Kinderbetreuung

Gemeinden wollen nicht zahlen und mobilisieren gegen das Krippengesetz

In seiner Botschaft für die zweite Beratung beantragt der Regierungsrat erneut eine zwingende Beteiligung der öffentlichen Hand an der Finanzierung der Krippenangebote – entgegen des Beschlusses des Grossen Rats.

In seiner Botschaft für die zweite Beratung beantragt der Regierungsrat erneut eine zwingende Beteiligung der öffentlichen Hand an der Finanzierung der Krippenangebote – entgegen des Beschlusses des Grossen Rats.

Nach den Feiertagen wird der Grosse Rat wieder einmal über das Kinderbetreuungsgesetz debattieren. Die Gemeindeammänner laufen dagegen Sturm, denn die Regierung beantragt erneut eine zwingende Beteiligung der öffentlichen Hand an der Finanzierung.

Nach einer langen Leidensgeschichte liegt dem Grossen Rat ein Gesetz zur Regelung der familienergänzenden Kinderbetreuung vor. Für die erste Sitzung nach den Feiertagen am 5. Januar ist die zweite Beratung traktandiert.

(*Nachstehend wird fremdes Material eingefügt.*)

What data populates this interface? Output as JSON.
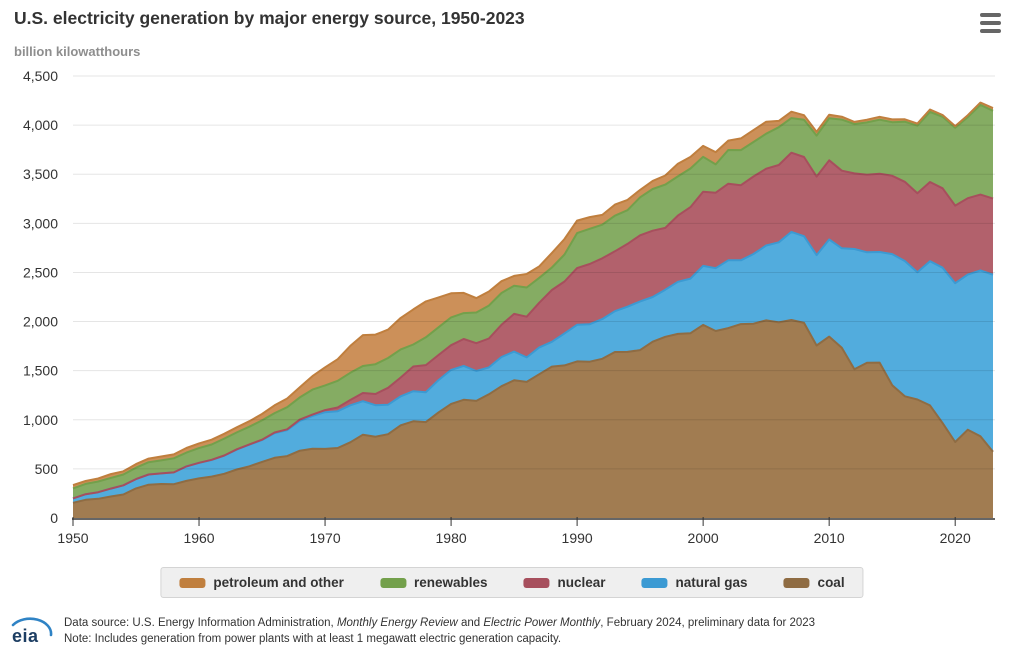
{
  "header": {
    "title": "U.S. electricity generation by major energy source, 1950-2023"
  },
  "chart": {
    "unit_label": "billion kilowatthours"
  },
  "axes": {
    "y_ticks": [
      "0",
      "500",
      "1,000",
      "1,500",
      "2,000",
      "2,500",
      "3,000",
      "3,500",
      "4,000",
      "4,500"
    ],
    "x_ticks": [
      "1950",
      "1960",
      "1970",
      "1980",
      "1990",
      "2000",
      "2010",
      "2020"
    ]
  },
  "footer": {
    "logo_text": "eia",
    "source_prefix": "Data source: U.S. Energy Information Administration, ",
    "source_italic1": "Monthly Energy Review",
    "source_mid": " and ",
    "source_italic2": "Electric Power Monthly",
    "source_suffix": ", February 2024, preliminary data for 2023",
    "note": "Note: Includes generation from power plants with at least 1 megawatt electric generation capacity."
  },
  "chart_data": {
    "type": "area",
    "stacked": true,
    "title": "U.S. electricity generation by major energy source, 1950-2023",
    "xlabel": "",
    "ylabel": "billion kilowatthours",
    "xlim": [
      1950,
      2023
    ],
    "ylim": [
      0,
      4500
    ],
    "grid": true,
    "legend_position": "bottom",
    "x": [
      1950,
      1951,
      1952,
      1953,
      1954,
      1955,
      1956,
      1957,
      1958,
      1959,
      1960,
      1961,
      1962,
      1963,
      1964,
      1965,
      1966,
      1967,
      1968,
      1969,
      1970,
      1971,
      1972,
      1973,
      1974,
      1975,
      1976,
      1977,
      1978,
      1979,
      1980,
      1981,
      1982,
      1983,
      1984,
      1985,
      1986,
      1987,
      1988,
      1989,
      1990,
      1991,
      1992,
      1993,
      1994,
      1995,
      1996,
      1997,
      1998,
      1999,
      2000,
      2001,
      2002,
      2003,
      2004,
      2005,
      2006,
      2007,
      2008,
      2009,
      2010,
      2011,
      2012,
      2013,
      2014,
      2015,
      2016,
      2017,
      2018,
      2019,
      2020,
      2021,
      2022,
      2023
    ],
    "series": [
      {
        "name": "coal",
        "color": "#a17c51",
        "line_color": "#8f6c43",
        "values": [
          155,
          185,
          195,
          219,
          239,
          301,
          339,
          346,
          344,
          378,
          403,
          422,
          450,
          494,
          526,
          571,
          613,
          630,
          685,
          706,
          704,
          713,
          771,
          848,
          828,
          853,
          944,
          985,
          976,
          1075,
          1162,
          1203,
          1192,
          1259,
          1342,
          1402,
          1386,
          1464,
          1541,
          1554,
          1594,
          1591,
          1621,
          1690,
          1691,
          1709,
          1795,
          1845,
          1874,
          1881,
          1966,
          1904,
          1933,
          1974,
          1978,
          2013,
          1991,
          2016,
          1986,
          1756,
          1847,
          1733,
          1514,
          1581,
          1582,
          1352,
          1239,
          1206,
          1146,
          966,
          774,
          899,
          832,
          675
        ]
      },
      {
        "name": "natural gas",
        "color": "#52acdd",
        "line_color": "#3b9ad3",
        "values": [
          45,
          57,
          68,
          80,
          94,
          95,
          104,
          108,
          120,
          147,
          158,
          169,
          184,
          202,
          220,
          222,
          251,
          265,
          304,
          333,
          373,
          374,
          376,
          341,
          320,
          300,
          295,
          306,
          305,
          329,
          346,
          346,
          305,
          274,
          297,
          292,
          249,
          273,
          253,
          325,
          373,
          382,
          404,
          415,
          460,
          496,
          455,
          479,
          531,
          556,
          601,
          639,
          691,
          650,
          710,
          761,
          816,
          897,
          883,
          921,
          988,
          1013,
          1225,
          1124,
          1126,
          1335,
          1378,
          1296,
          1468,
          1582,
          1617,
          1579,
          1689,
          1802
        ]
      },
      {
        "name": "nuclear",
        "color": "#b2616c",
        "line_color": "#a74f5d",
        "values": [
          0,
          0,
          0,
          0,
          0,
          0,
          0,
          0,
          0,
          0,
          1,
          2,
          2,
          3,
          3,
          4,
          6,
          8,
          13,
          14,
          22,
          38,
          54,
          84,
          114,
          173,
          191,
          251,
          276,
          255,
          251,
          273,
          283,
          294,
          328,
          384,
          414,
          455,
          527,
          529,
          577,
          613,
          619,
          610,
          640,
          673,
          675,
          629,
          674,
          728,
          754,
          769,
          780,
          764,
          789,
          782,
          787,
          806,
          806,
          799,
          807,
          790,
          769,
          789,
          797,
          797,
          806,
          805,
          807,
          809,
          790,
          778,
          772,
          775
        ]
      },
      {
        "name": "renewables",
        "color": "#85ac63",
        "line_color": "#73a04b",
        "values": [
          101,
          105,
          109,
          109,
          110,
          116,
          125,
          132,
          144,
          141,
          150,
          155,
          172,
          172,
          181,
          197,
          198,
          225,
          226,
          254,
          251,
          272,
          277,
          275,
          304,
          303,
          287,
          224,
          283,
          283,
          283,
          264,
          312,
          335,
          324,
          287,
          298,
          253,
          229,
          275,
          357,
          358,
          342,
          363,
          343,
          387,
          425,
          441,
          399,
          393,
          356,
          288,
          343,
          358,
          351,
          357,
          385,
          352,
          380,
          417,
          427,
          520,
          502,
          534,
          550,
          546,
          612,
          687,
          713,
          728,
          792,
          826,
          913,
          894
        ]
      },
      {
        "name": "petroleum and other",
        "color": "#cc9059",
        "line_color": "#c07f3e",
        "values": [
          34,
          30,
          30,
          39,
          32,
          37,
          37,
          40,
          40,
          47,
          48,
          49,
          49,
          52,
          56,
          65,
          79,
          89,
          104,
          138,
          184,
          220,
          274,
          314,
          301,
          289,
          320,
          358,
          365,
          304,
          246,
          206,
          147,
          144,
          120,
          100,
          137,
          118,
          149,
          158,
          127,
          119,
          100,
          113,
          105,
          75,
          82,
          93,
          129,
          118,
          111,
          125,
          95,
          119,
          121,
          122,
          64,
          66,
          46,
          39,
          37,
          30,
          23,
          27,
          30,
          28,
          24,
          21,
          25,
          18,
          17,
          19,
          23,
          28
        ]
      }
    ]
  }
}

Viel ist von der Verpflichtung der Gemeinden, für ein flächendeckendes Angebot an Krippenplätzen zu sorgen, nicht übrig geblieben. Wohl steht nach der ersten Beratung die Verpflichtung, «den Zugang zu einem bedarfsgerechten Angebot sicherzustellen» nach wie vor im Gesetz. Was die finanzielle Beteiligung der Gemeinden betrifft, setzte sich im Grossen Rat aber eine unverbindliche Kann-Formulierung durch.

In seiner Botschaft für die zweite Beratung setzt sich der Regierungsrat aber über diesen Beschluss hinweg und beantragt erneut eine zwingende Beteiligung der öffentlichen Hand an der Finanzierung der Krippenangebote. Das bringt die Gemeindeammänner in Rage.

In einem Schreiben an alle Mitglieder des Grossen Rats untermauert die Gemeindeammänner-Vereinigung, dass sie eine gesetzliche Regelung grundsätzlich ablehnt. Mit der doppelten Freiwilligkeit, also einer unverbindlichen Kann-Formulierung sowohl für das Krippenangebot an sich wie für die Beteiligung an dessen Finanzierung, könnten die Gemeinden zwar noch leben. Aber dafür bräuchte es gar kein neues Gesetz, damit würde nichts geregelt, das über den Status quo hinaus ginge.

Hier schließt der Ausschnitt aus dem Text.